Metal trader gives copper second try
Updated: 2011-10-02 07:22
By Zhang Q (China Daily)
BEIJING - China Minmetals, a State-owned metals trader, has made a $1.3 billion offer to take over the Toronto-listed copper producer Anvil Mining, marking Minmetals' second attempt to obtain copper assets this year after it had failed to take over the African copper miner Equinox.
Minmetals Resources, the company's Hong Kong-listed arm, said on Friday that it will offer $7.70 a share for Anvil and that the deal has won approvals from the largest shareholder in Anvil, Trafigura Beheer, and Anvil's board.
The offer came after Minmetals had attempted to buy up copper assets in Africa in April. In an unsolicited proposal, it then tried to take over Equinox Minerals Ltd but lost that acquisition opportunity to a $7.69 billion cash bid submitted by Barrick Gold Corp, the largest producer of gold in the world.
In a statement, Minmetals said it will take advantage of Anvil's experience and relationships to expand further in southern and central Africa, an area with "enormous exploration potential".
Anvil has mines in the Democratic Republic of Congo and its main asset is the Kinsevere copper mine, which is expected to produce between 36,000 and 38,000 tons of copper this year and eventually to increase its output to 60,000 tons a year, the statement said. It also said Anvil will boost Minmetals' copper output by 60 percent and its copper reserves by 75 percent, or to 1.7 million tons.
David Lamont, CEO of Minmetals Resources, said the company will be looking for more assets like Anvil as it pursues its expansion plans, according to the Financial Times.
"Our aspiration is to see ourselves in the next three to five years growing into one of the top mid-tier mining companies," Lamont said. "We feel that we are underweight in copper. Copper is a market that we see through the medium to long term as being very strong."
Congo holds 4 percent of the copper reserves in the world and is among the largest producers of cobalt, according to data from Bloomberg.
To fuel the country's economy, Chinese companies have been enthusiastically seeking resources overseas in recent years.
In 2010, Chinese companies spent more than $6.6 billion to acquire overseas mining companies or mining assets, according to data from Thomson Reuters.

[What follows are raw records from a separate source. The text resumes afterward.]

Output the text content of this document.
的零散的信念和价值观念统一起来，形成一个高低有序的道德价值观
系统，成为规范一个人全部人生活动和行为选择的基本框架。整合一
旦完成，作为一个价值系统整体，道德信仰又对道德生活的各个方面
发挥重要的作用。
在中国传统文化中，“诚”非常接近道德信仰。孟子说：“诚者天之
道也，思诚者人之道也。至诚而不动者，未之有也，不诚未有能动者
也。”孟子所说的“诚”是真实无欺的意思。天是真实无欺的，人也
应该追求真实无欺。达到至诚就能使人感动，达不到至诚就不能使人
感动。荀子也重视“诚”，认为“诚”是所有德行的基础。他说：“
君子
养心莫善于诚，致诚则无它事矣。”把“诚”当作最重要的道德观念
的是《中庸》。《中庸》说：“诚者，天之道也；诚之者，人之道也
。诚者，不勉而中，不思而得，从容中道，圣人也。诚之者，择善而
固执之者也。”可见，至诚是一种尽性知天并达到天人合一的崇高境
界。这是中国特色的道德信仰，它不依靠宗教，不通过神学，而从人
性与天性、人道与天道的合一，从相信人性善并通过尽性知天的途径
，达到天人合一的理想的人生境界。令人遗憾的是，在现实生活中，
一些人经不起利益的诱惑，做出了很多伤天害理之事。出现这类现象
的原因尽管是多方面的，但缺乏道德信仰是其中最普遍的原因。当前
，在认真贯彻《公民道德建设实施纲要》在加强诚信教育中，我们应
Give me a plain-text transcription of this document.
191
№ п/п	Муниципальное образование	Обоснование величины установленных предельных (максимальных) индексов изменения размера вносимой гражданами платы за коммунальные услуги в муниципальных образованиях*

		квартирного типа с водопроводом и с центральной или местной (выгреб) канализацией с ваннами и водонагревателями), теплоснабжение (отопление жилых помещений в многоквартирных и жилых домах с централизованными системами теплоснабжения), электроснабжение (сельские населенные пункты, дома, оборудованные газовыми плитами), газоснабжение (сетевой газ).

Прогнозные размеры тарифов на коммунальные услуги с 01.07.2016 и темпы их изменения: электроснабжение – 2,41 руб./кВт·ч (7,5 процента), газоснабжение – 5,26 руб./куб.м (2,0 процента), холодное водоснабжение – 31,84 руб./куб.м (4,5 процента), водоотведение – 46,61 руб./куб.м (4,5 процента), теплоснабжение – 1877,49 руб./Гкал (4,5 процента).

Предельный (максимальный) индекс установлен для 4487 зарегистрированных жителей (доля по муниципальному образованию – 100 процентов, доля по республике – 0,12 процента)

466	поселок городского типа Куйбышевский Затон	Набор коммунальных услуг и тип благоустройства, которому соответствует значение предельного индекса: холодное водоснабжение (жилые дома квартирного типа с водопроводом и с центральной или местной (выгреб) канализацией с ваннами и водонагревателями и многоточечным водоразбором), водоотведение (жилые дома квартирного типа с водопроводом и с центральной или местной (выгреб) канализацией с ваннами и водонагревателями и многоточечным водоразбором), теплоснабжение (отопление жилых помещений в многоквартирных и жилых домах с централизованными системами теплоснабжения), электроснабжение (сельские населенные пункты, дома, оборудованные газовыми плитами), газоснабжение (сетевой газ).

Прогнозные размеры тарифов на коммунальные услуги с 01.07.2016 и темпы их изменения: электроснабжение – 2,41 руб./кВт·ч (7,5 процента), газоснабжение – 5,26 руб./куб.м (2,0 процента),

The year before, when China was one of the few countries that had cash to spare amid the financial downturn, the country had played a large role in the global mining and metals transaction market.
But in 2010, many countries regained much of their former vigor, pushing China to fourth in the global mining transactions market.
In the first half of this year, more than 75 percent of mining mergers and acquisitions had to do with copper, gold and coal mining, said Wayne Jansen, a global partner in the auditing firm KPMG, who is responsible for dealing with the mining industry.
He said the competition for those resources is fierce.
In July, the Sichuan Hanlong Group, a private conglomerate, offered A$1.2 billion ($1.3 billion) in cash for the rest of the Australia-listed miner Sundance Resources Ltd, hoping to gain control of the company's iron ore project in West Africa.
Liu Han, chairman of Hanlong, previously told China Daily that West Africa is emerging as an important region, especially after it has become more difficult in recent times to invest in Australia and Brazil.
"Australia and Brazil both have great resources, but, because of rising cost pressures and policy barriers, they don't provide many opportunities to Chinese investors," he said.
China's Jinchuan Group Ltd, agreed to pay $1.36 billion in July for the African copper producer Metorex Ltd.